Another man heard the invitation from Jesus to “follow me.” He responded with the request to first go bury his father. Jesus replied to “let the dead bury their dead: but go thou and preach the kingdom of God.” Jesus does not disregard the death or burial of loved ones; in fact He wept with Mary and Martha over the death of their brother Lazarus (John 11:33). Here He wanted to remind that the preaching of God’s kingdom goes forth to those who are yet living here on earth – those who have passed away have no ability to change their fate, as the rich man in the parable realized too late (Luke 16:19–31). This is why Jesus has sent His own, to preach repentance and the forgiveness of sins, in His name (Luke 24:47), saying, “the kingdom of God is come nigh unto you” (Luke 10:9).
Keep the Gaze on the Goal
The third man heard the call to come follow the Lord Jesus, and said “Lord, I will follow thee; but let me first go bid them farewell, which are at home at my house.” Jesus replied, “No man, having put his hand to the plough, and looking back, is fit for the kingdom of God.” The use of a plough to till the soil for planting must have been familiar. When guiding a plough, one needed to look ahead to ensure the rows were straight. The best way was to look to the destination, the end of the row. If one’s gaze turned away from the goal, the plough would turn off the path as well. This metaphor serves to highlight the place our faith must have in our lives.
Jesus’ words also remind of the first commandment: “I am the Lord thy God… thou shalt have no other gods before me.” If something or someone becomes more important than God, it has become a false god. Jesus Himself said, “He that loveth father or mother more than me is not worthy of me: and he that loveth son or daughter more than me is not worthy of me” (Matt. 10:37). Even family relations, those whom we live with and are closest to, cannot be more important than the gift of faith.

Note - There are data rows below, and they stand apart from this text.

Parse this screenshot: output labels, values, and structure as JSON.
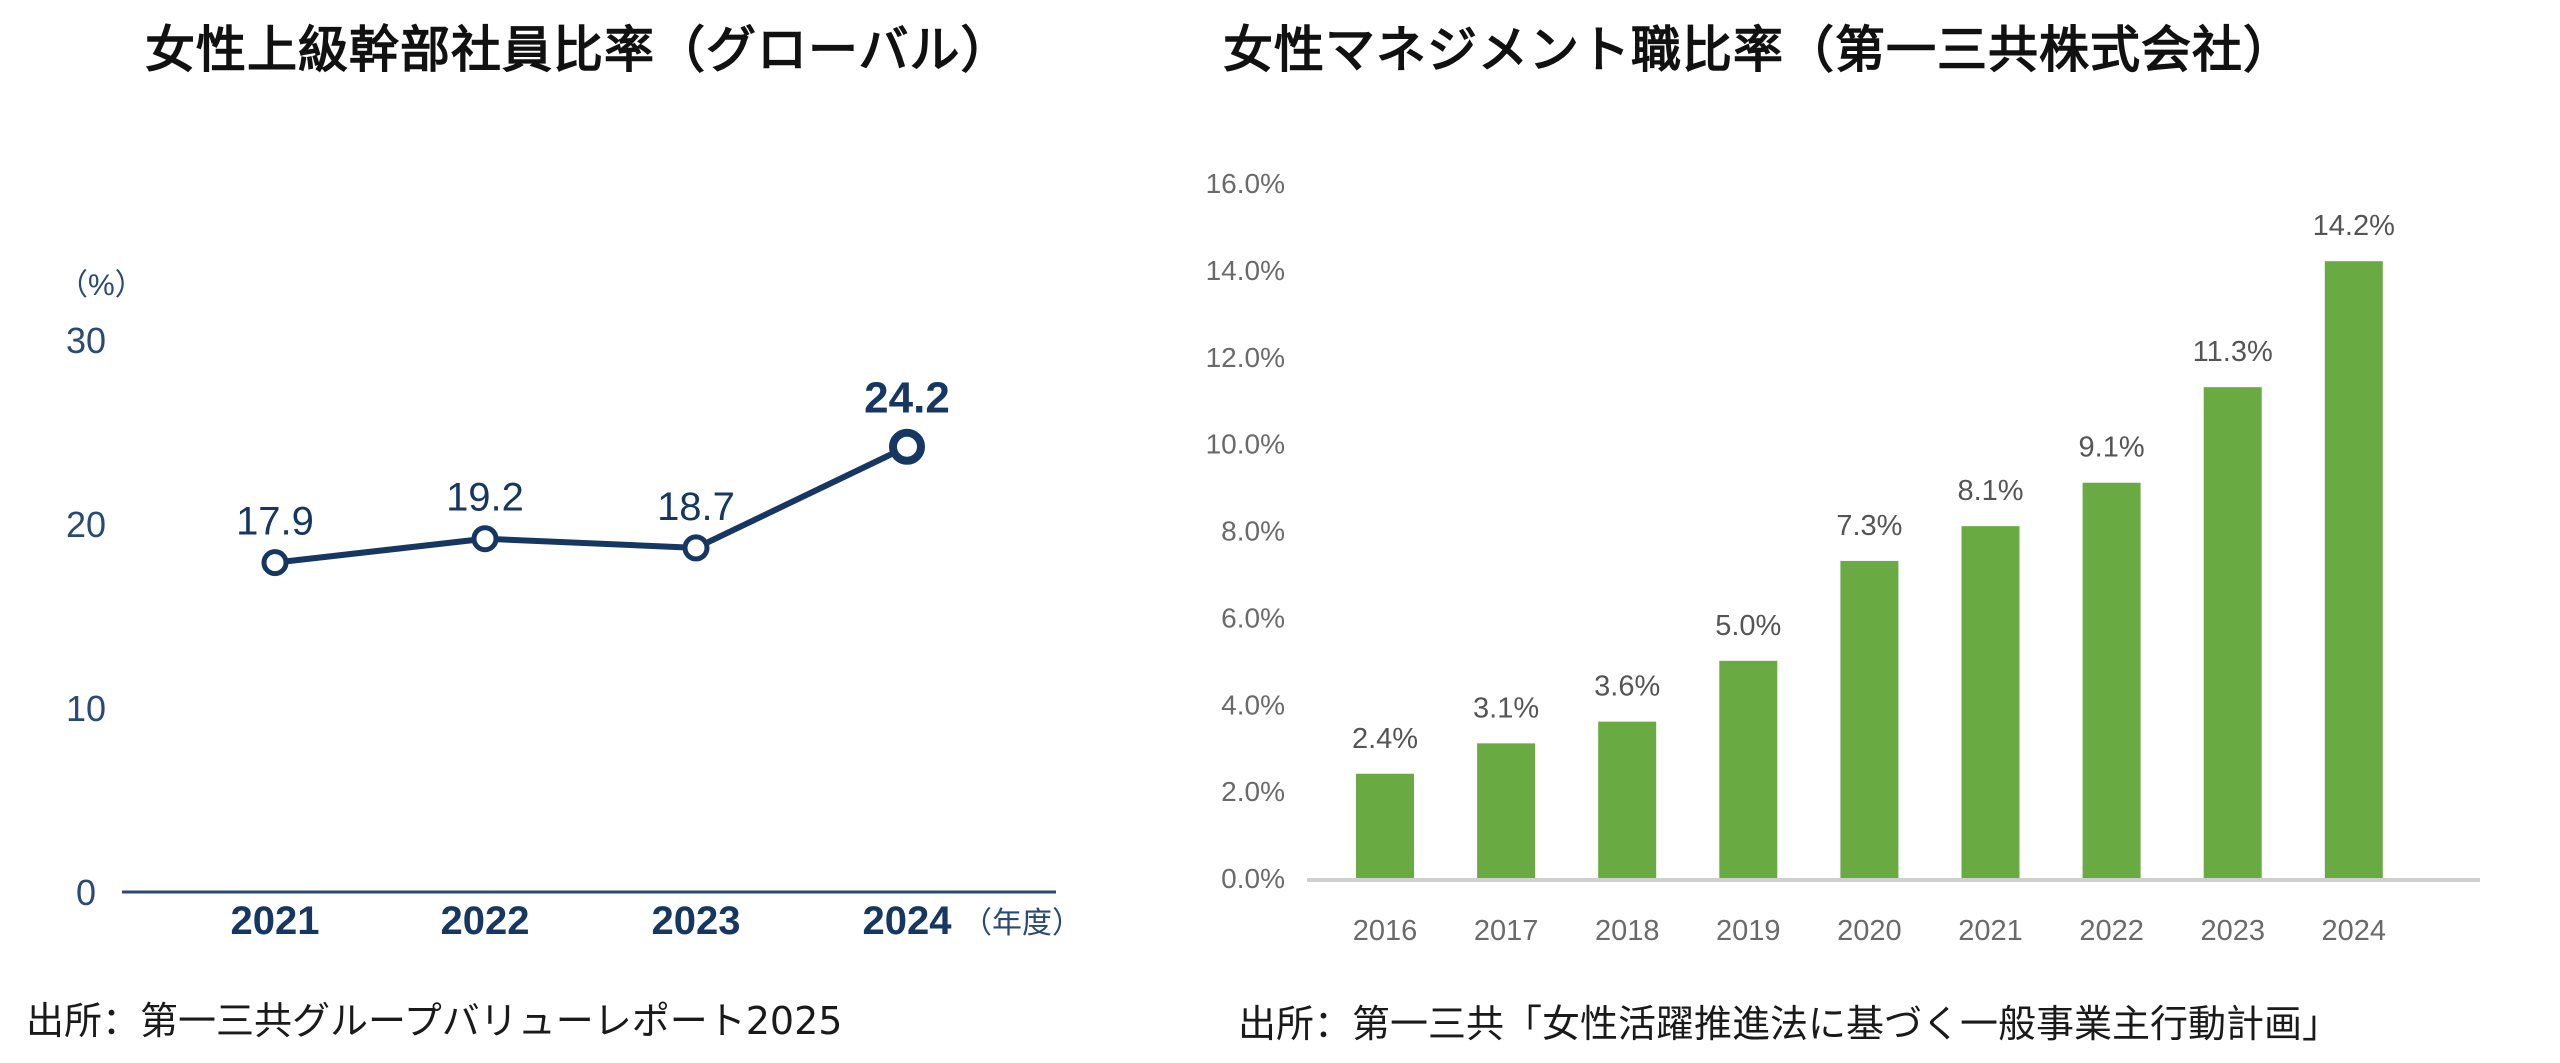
{
  "left": {
    "title": "女性上級幹部社員比率（グローバル）",
    "source": "出所：第一三共グループバリューレポート2025"
  },
  "right": {
    "title": "女性マネジメント職比率（第一三共株式会社）",
    "source": "出所：第一三共「女性活躍推進法に基づく一般事業主行動計画」"
  },
  "colors": {
    "line": "#163761",
    "axis_left": "#2a4a75",
    "bar": "#6aaa42",
    "axis_right": "#d0d0d0"
  },
  "chart_data": [
    {
      "type": "line",
      "title": "女性上級幹部社員比率（グローバル）",
      "xlabel": "（年度）",
      "ylabel": "（%）",
      "categories": [
        "2021",
        "2022",
        "2023",
        "2024"
      ],
      "values": [
        17.9,
        19.2,
        18.7,
        24.2
      ],
      "value_labels": [
        "17.9",
        "19.2",
        "18.7",
        "24.2"
      ],
      "highlight_last": true,
      "ylim": [
        0,
        30
      ],
      "yticks": [
        0,
        10,
        20,
        30
      ],
      "ytick_labels": [
        "0",
        "10",
        "20",
        "30"
      ],
      "grid": false,
      "legend": "none"
    },
    {
      "type": "bar",
      "title": "女性マネジメント職比率（第一三共株式会社）",
      "xlabel": "",
      "ylabel": "",
      "categories": [
        "2016",
        "2017",
        "2018",
        "2019",
        "2020",
        "2021",
        "2022",
        "2023",
        "2024"
      ],
      "values": [
        2.4,
        3.1,
        3.6,
        5.0,
        7.3,
        8.1,
        9.1,
        11.3,
        14.2
      ],
      "value_labels": [
        "2.4%",
        "3.1%",
        "3.6%",
        "5.0%",
        "7.3%",
        "8.1%",
        "9.1%",
        "11.3%",
        "14.2%"
      ],
      "ylim": [
        0,
        16
      ],
      "yticks": [
        0,
        2,
        4,
        6,
        8,
        10,
        12,
        14,
        16
      ],
      "ytick_labels": [
        "0.0%",
        "2.0%",
        "4.0%",
        "6.0%",
        "8.0%",
        "10.0%",
        "12.0%",
        "14.0%",
        "16.0%"
      ],
      "grid": false,
      "legend": "none"
    }
  ]
}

These examples show us how important it is to take heed and pay attention when we hear the call into God’s kingdom. The call into God’s kingdom is unconditional. When the disciples Peter, James and John heard the call, they forsook all, and followed him (Luke 5:11). Nothing remained more important than following the Lord and Savior. When we begin to place conditions on our entry into God’s kingdom, the call is not accepted. We cannot demand God to show us our errors or prove to us why we are not correct. Rather, as the Holy Ghost says, Today if ye will hear his voice, Harden not your hearts! (Heb. 3:7,8). He that hath ears to hear, let him hear what the spirit says to the churches (Rev. 2:7) The gospel of God’s kingdom is also unconditional. To the poor, the gospel is preached (Matt. 11:5). The preaching of God’s kingdom is sweet and beautiful (Isa. 40:9).